Common mistakes to avoid
- Treating a hypothesis as a proven fact rather than a testable idea.
- Confusing an inference (reasoned) with an observation (directly noticed).
- Changing several factors at once, so the cause of a change is unclear.
- Accepting a conclusion based on opinion instead of evidence.
Exploring the Investigative World of Science — MCQ Quiz
10 questions with instant feedback. Use number keys 1–4 to answer.
Scientific investigation usually begins with:
Practice questions
Short answer
What is a hypothesis?
A testable possible explanation for something we observe.
How is an observation different from an inference?
An observation is noticed directly; an inference is reasoned out from observations.
Why change only one variable in an experiment?
So we can be sure which factor caused any change — a fair test.
Long answer
Describe the steps a scientist follows in an investigation, with an example.
A scientist first observes something, for example that plants near a window grow taller. Next comes a question: does more light make plants grow taller? Then a hypothesis: 'plants given more light grow taller'. The scientist designs a fair experiment, growing identical plants with different amounts of light while keeping water, soil and temperature the same, records the heights as data, and finally draws a conclusion from the evidence. If the data do not support the hypothesis, it is revised and tested again.
Explain what a fair test is and why repeating results matters.

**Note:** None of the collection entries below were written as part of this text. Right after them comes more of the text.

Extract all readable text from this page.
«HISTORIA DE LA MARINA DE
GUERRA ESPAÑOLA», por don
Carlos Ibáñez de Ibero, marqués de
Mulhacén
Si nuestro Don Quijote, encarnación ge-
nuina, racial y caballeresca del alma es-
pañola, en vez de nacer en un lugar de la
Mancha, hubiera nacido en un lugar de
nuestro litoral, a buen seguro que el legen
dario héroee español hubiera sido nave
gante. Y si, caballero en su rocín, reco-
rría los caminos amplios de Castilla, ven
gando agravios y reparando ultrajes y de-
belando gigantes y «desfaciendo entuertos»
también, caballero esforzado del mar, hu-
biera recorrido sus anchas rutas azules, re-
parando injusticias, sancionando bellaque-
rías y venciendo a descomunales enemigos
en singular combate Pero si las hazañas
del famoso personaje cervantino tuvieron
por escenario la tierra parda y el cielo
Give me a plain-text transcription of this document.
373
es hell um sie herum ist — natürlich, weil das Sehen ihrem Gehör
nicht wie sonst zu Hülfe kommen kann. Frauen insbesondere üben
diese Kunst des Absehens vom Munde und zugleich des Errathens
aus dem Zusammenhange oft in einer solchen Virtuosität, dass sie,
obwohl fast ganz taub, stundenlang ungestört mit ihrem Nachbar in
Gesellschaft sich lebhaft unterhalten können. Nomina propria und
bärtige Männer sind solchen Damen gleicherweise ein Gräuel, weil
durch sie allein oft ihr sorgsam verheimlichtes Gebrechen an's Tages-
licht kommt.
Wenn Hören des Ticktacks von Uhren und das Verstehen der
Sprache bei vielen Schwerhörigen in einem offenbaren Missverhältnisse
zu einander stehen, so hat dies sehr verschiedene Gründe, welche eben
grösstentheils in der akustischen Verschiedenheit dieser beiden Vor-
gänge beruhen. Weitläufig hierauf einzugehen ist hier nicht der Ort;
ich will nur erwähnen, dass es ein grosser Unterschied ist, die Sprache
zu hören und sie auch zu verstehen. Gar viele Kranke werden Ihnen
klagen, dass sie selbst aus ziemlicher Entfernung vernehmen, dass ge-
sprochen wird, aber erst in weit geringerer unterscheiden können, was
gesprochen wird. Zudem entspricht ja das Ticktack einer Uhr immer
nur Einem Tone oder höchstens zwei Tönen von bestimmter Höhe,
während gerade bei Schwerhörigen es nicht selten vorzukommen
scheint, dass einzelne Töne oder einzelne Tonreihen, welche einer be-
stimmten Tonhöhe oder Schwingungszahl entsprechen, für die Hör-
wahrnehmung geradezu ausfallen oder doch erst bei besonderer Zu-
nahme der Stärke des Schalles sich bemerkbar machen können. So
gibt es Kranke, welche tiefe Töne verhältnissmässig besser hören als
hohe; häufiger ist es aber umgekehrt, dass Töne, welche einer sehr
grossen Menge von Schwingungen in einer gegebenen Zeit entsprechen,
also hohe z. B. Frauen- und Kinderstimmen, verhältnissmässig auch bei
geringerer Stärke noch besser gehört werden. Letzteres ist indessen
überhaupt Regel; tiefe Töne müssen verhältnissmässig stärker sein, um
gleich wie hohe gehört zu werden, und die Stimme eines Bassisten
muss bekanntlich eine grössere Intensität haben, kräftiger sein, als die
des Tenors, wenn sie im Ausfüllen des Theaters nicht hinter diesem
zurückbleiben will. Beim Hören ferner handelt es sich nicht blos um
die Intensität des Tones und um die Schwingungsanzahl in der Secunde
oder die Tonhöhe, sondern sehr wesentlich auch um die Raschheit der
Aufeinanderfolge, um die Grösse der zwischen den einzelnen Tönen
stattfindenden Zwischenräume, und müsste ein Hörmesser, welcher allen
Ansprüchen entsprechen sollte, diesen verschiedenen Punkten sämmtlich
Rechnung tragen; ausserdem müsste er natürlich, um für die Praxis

A fair test changes only one factor (the variable being studied) while keeping all other conditions the same, so any difference in the outcome can be linked to that one factor. For instance, to test the effect of fertiliser, only the fertiliser amount changes. Repeating the test, and getting similar results each time, shows the findings are reliable and not due to chance or a one-off error, which makes the conclusion trustworthy.
HOTS (Higher Order Thinking)
Two students get different results from the 'same' experiment. How should a scientist respond?
Check how each test was done, look for differences in conditions or errors, and repeat the experiment carefully; reliable conclusions need consistent, repeatable evidence.
Why is 'many people believe it' not good scientific evidence?
Science depends on testable evidence from observation and experiment, not on popularity; widely held beliefs can still be wrong until tested.
Quick revision
Revision notes
- Science = understanding nature through observation and evidence.
- Steps: observe → question → hypothesis → experiment → data → conclusion.
- Observation is noticed; inference is reasoned out.
- Fair test: change one variable; repeat to check reliability.
Key takeaways
- A hypothesis is a testable idea, not a proven fact.
- Fair tests isolate one variable at a time.
- Evidence, not opinion, settles scientific questions.
Frequently asked questions
What are the steps of the scientific method?
Observe, question, form a hypothesis, experiment, record data, and conclude from the evidence.
What is a variable?
A factor that can change in an experiment; a fair test changes only one at a time.
Why repeat experiments?
To confirm the results are reliable and repeatable, not due to chance.